So, one of the things I wanted to do with blinks is provide an alternative way of developing for it. I am a big fan of Go so I decided to, no pun intended, give it a go.
It turns out there is a project to use go to write code for micro-controllers and it does support Arduino/AVR:
I am literally at the very beginning and I started writing the required code for the atmega168pb (this is the correct chip for Blinks, right?). The first step is to write the code to map pin numbers to hardware registers. As a reference, here is the code for the atmega328p (which is most likely the closest supported machine to the atmega128pb):
Is anyone aware of any documentation that would point to this mapping in the case of the 168p? Maybe @bigjosh?
FYI, code generated with tinygo would be similar in size of equivalent C code. Due to memory and storage limitations, we would not be able to use goroutines (for concurrency, which is really not needed in the context of a Blink). We can also fully disable the garbage collector and the compiler is smart enough to tell us if we are doing something that would need it. The main advantage is most likely what I consider a nicer syntax without the cost of C++.
I am a big fan of Go so I decided to, no pun intended, give it a go.
Go on blinks would be very cool!
the atmega168pb (this is the correct chip for Blinks, right?
Correct, same as on the original Uno so a very well supported chip. It should also be functionally identical to the atmeag328p for anything a blinks user program would want to do.
The first step is to write the code to map pin numbers to hardware registers.
So there are a few ways you could do this depending on what level you want to work at (and how much work you want to do - lower levels=more work!)…
Run bare metal. Here you talk directly to the hardware and your code is the only thing running on this blink.
Run on top of the blinkBIOS. In this case, you would talk to the bios which would handle all the sensitive timing and hardware interaction for you. This gives you a lot of control with the downside that you are responsible for for more.
Run on top of the blinkBIOS. In this case, you would basically just be writing a normal blinklib-based game except your setup() and loop() (and anything they called) would be in go.
Normally I’d say #3 is the best place to be for most people, but I actually think you might be very happy at #2 since then you could implement your own programming model as an alternative to the highly opinionated state-based bliknlib model. You could, for example, directly send and process asynchronous IR packets.
If you pick #2 then you should not need to touch the hardware directly. Instead you can use the services provided by the blinkBIOS to interact with things like the LEDs, button, and IR links. This should greatly simplify things since a user program need only to be able to read/write to the bios data structures and also call the bios function vectors.

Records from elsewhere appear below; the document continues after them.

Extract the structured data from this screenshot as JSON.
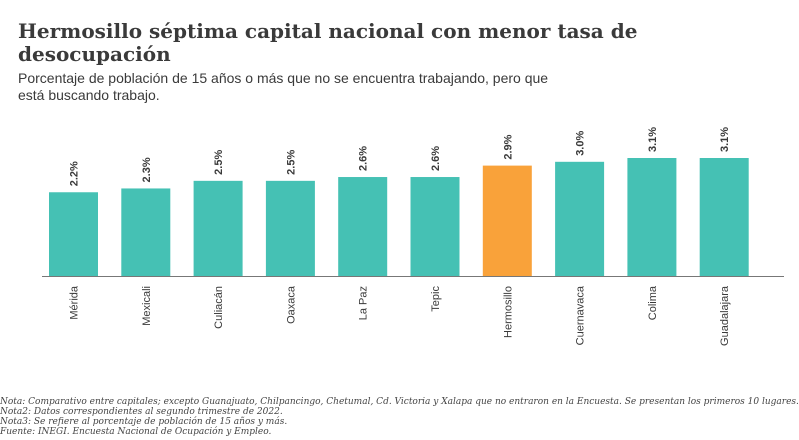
{
  "header": {
    "title": "Hermosillo séptima capital nacional con menor tasa de desocupación",
    "subtitle": "Porcentaje de población de 15 años o más que no se encuentra trabajando, pero que está buscando trabajo."
  },
  "colors": {
    "bar": "#45c1b4",
    "highlight": "#f9a23a",
    "axis": "#777777",
    "text": "#3a3a3a"
  },
  "chart_data": {
    "type": "bar",
    "title": "",
    "xlabel": "",
    "ylabel": "",
    "categories": [
      "Mérida",
      "Mexicali",
      "Culiacán",
      "Oaxaca",
      "La Paz",
      "Tepic",
      "Hermosillo",
      "Cuernavaca",
      "Colima",
      "Guadalajara"
    ],
    "values": [
      2.2,
      2.3,
      2.5,
      2.5,
      2.6,
      2.6,
      2.9,
      3.0,
      3.1,
      3.1
    ],
    "value_labels": [
      "2.2%",
      "2.3%",
      "2.5%",
      "2.5%",
      "2.6%",
      "2.6%",
      "2.9%",
      "3.0%",
      "3.1%",
      "3.1%"
    ],
    "highlight_category": "Hermosillo",
    "ylim": [
      0,
      3.1
    ],
    "grid": false,
    "legend": "none"
  },
  "notes": [
    "Nota: Comparativo entre capitales; excepto Guanajuato, Chilpancingo, Chetumal, Cd. Victoria y Xalapa que no entraron en la Encuesta. Se presentan los primeros 10 lugares.",
    "Nota2: Datos correspondientes al segundo trimestre de 2022.",
    "Nota3: Se refiere al porcentaje de población de 15 años y más.",
    "Fuente: INEGI. Encuesta Nacional de Ocupación y Empleo."
  ]
}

Probably the hardest part will be getting the kinks worked out of the toolchains so that the go compiler and linker can produce the right output files in the right places.
The bios API is defined in these files…
Once you have that working, then you should be able to blink leds and send IR packets. Still lots more work to do to have a practical base for real games, but also lots of opportunities to make opinionated decisions on how things should be best designed.
Does #2 sound like a path you’d like to give a try?
So, I need to start by adding specific machine support (i.e. atmega168pb support). When this is all done so I could potentially run bare metal but, of course, at this stage without any support for the nice LEDs (it seems there are some caveats with controlling them) and the IR transmitter/receiver.
TinyGo itself has some abstraction build in so I could potentially add support to the LEDs and IR and, at this point, it should be able to actually boot a blink and control things with a considerably low level API. In other words, I think this is a required step either way, even if not the final goal.
That makes perfect sense as a second step (again, even if not the end goal) because it would simplify things considerably. There is no precedent on TinyGo to do anything other than bare metal access, but it is not impossible as it can actually call C functions without problems (I guess we would need some of the linker magic to get things to work here).
I think you mean BlinkLib, not BlinkBIOS, right? I guess I should check if this is feasible because, for obvious reasons, this would simplify things a lot and, in the end, what I want is to be able to write games using Go.
Ahahahahha… Don’t get me wrong, I am not fundamentally against how blinklib does things. Our discussion about datagrams started simply because I wanted an error reported back in a specific case. I did not need a complete rewrite of everything.
I agree this is the most tempting one, but because it is a middle ground between 1 and 3 and because 1 is how TinyGo usually does things and 3 is not something that was ever done using it, It night not be worth if 3 is feasible. And if 3 is unfeasible, 2 is likely also unfeasible (by unfeasible I mean not how things are supposed to be done. This is all software in the end and we can do pretty much anything).
Thanks, this is useful. Just out of curiosity, is the actual BlinkBIOS code closed-source? I searched and could not find it. I am not against closed-source code in principle. It is just that if the code is available, it would probably simplifythe wokr I am doing.
I will give this some consideration and will let you know. Thanks for all insights.